Editorials

The memo is an overhyped distraction. Don’t fall for it, America

Carter Page, a former Trump campaign adviser with links to Russia, is at the center of the controversial Nunes memo.
Carter Page, a former Trump campaign adviser with links to Russia, is at the center of the controversial Nunes memo. Getty Images

Americans want the truth about Russia’s attack on their democracy in the 2016 election. They want to know who was involved, especially anyone connected to the current president, and about any wrongdoing uncovered as this troubling chapter in America’s history is investigated.

A ballyhooed memo released Friday by Republicans controlling the House Intelligence Committee — with the assent of the president — does not shed any light on the situation. The memo does, however, give Americans new insight into the depths President Trump and his allies will sink to undermine the federal investigation into Russia’s interference in the election and any links to Trump’s campaign.

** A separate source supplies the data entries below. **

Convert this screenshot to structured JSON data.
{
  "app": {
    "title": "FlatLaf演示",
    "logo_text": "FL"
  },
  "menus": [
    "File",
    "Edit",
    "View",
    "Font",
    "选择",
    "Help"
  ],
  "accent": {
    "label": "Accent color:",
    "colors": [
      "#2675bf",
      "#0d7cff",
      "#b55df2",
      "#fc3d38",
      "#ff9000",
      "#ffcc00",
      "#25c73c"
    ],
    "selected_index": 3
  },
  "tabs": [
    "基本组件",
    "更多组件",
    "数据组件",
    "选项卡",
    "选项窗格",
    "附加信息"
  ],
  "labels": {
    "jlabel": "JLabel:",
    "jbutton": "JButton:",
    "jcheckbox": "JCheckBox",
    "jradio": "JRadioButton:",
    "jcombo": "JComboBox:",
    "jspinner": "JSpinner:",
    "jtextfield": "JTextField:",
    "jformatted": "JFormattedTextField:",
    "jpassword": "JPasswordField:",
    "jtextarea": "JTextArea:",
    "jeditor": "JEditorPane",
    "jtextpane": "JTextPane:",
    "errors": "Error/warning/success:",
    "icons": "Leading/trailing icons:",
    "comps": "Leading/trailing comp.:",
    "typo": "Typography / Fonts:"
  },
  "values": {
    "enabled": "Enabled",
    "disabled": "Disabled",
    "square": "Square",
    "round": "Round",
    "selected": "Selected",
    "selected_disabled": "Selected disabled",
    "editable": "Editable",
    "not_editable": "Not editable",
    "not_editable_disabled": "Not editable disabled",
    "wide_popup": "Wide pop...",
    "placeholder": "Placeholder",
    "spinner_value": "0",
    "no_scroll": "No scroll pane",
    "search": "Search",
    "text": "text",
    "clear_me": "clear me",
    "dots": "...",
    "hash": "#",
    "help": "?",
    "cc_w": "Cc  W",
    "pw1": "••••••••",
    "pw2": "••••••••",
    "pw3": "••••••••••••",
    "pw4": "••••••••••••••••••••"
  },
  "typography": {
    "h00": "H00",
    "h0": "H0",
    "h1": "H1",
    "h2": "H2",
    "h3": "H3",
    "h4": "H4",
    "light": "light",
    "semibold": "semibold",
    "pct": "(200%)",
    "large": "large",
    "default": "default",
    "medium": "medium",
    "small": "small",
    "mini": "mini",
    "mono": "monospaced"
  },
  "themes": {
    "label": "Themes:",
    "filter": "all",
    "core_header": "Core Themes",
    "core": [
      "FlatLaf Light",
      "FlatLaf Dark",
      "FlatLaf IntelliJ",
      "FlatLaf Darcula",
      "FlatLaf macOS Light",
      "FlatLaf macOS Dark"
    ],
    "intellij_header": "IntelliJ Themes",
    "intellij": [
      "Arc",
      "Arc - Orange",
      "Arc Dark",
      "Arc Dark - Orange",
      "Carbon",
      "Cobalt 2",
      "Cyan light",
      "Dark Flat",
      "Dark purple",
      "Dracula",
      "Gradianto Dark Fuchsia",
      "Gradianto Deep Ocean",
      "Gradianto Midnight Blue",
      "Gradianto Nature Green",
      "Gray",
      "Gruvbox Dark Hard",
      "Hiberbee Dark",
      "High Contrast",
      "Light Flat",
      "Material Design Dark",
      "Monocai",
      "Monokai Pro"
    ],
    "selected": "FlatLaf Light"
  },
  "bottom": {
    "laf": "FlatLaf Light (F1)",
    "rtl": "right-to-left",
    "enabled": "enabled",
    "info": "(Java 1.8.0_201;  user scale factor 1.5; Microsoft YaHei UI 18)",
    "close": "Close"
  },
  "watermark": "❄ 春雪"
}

Such a reckless attempt to discredit the FBI and Department of Justice raises serious concerns about a constitutional crisis. Americans must have patience and faith that former FBI Director Robert Mueller, a Republican, will conduct a fair investigation. Until he’s finished and findings are presented, it’s too soon to pass judgment.

On Monday, the House Intelligence Committee voted unanimously to release a Democratic rebuttal to the memo and the GOP accusations that the FBI misled a secret surveillance court. It’s up to President Trump to release it.

Americans can’t get sidetracked by the memo and lose sight of what’s really going on.

The intelligence community concluded that Russia interfered with the 2016 election, including efforts to manipulate opinion and hack voting systems in 21 states. Mueller was appointed special counsel last May and by the end of the year, four Trump advisers, including his former campaign chief and national security adviser, were criminally charged for lying or concealing Russian activities.

A next step in the investigation should be Mueller’s interview of Trump himself.

Now we see a new line of attack, attempting to slime the investigation, with a memo released by a Trump ally, California Republican U.S. Rep. Devin Nunes. Don’t fall for it.

The memo cherry-picks a few morsels from the classified record to insinuate that the FBI’s investigation is tainted by partisan bias. This is far-fetched given that respected Republicans lead the investigation. It’s also rich coming from a president who benefited from the FBI’s publicized investigation of Hillary Clinton’s email handling.

There is no smoking gun in the memo, only a faint, shaky and dotted line between one facet of the investigation and the Clinton campaign. Yes, the record of material used to obtain a warrant to monitor Trump associate Carter Page included a dossier partly funded by the Clinton campaign, as the memo highlights. The dossier was also partly funded by Republicans.

Either way, this dotted line means nothing unless you can see the rest of the lines that drew a net around Page. Without a fuller explanation of what was presented to the court, revelations in the memo do nothing but feed the trolls and suspicions of those inclined to see a twig and ignore the forest.

The real story should emerge soon enough. Then Americans and their Congress can turn their attention to cleaning house, increasing election safeguards and imposing unavoidable sanctions on Russia.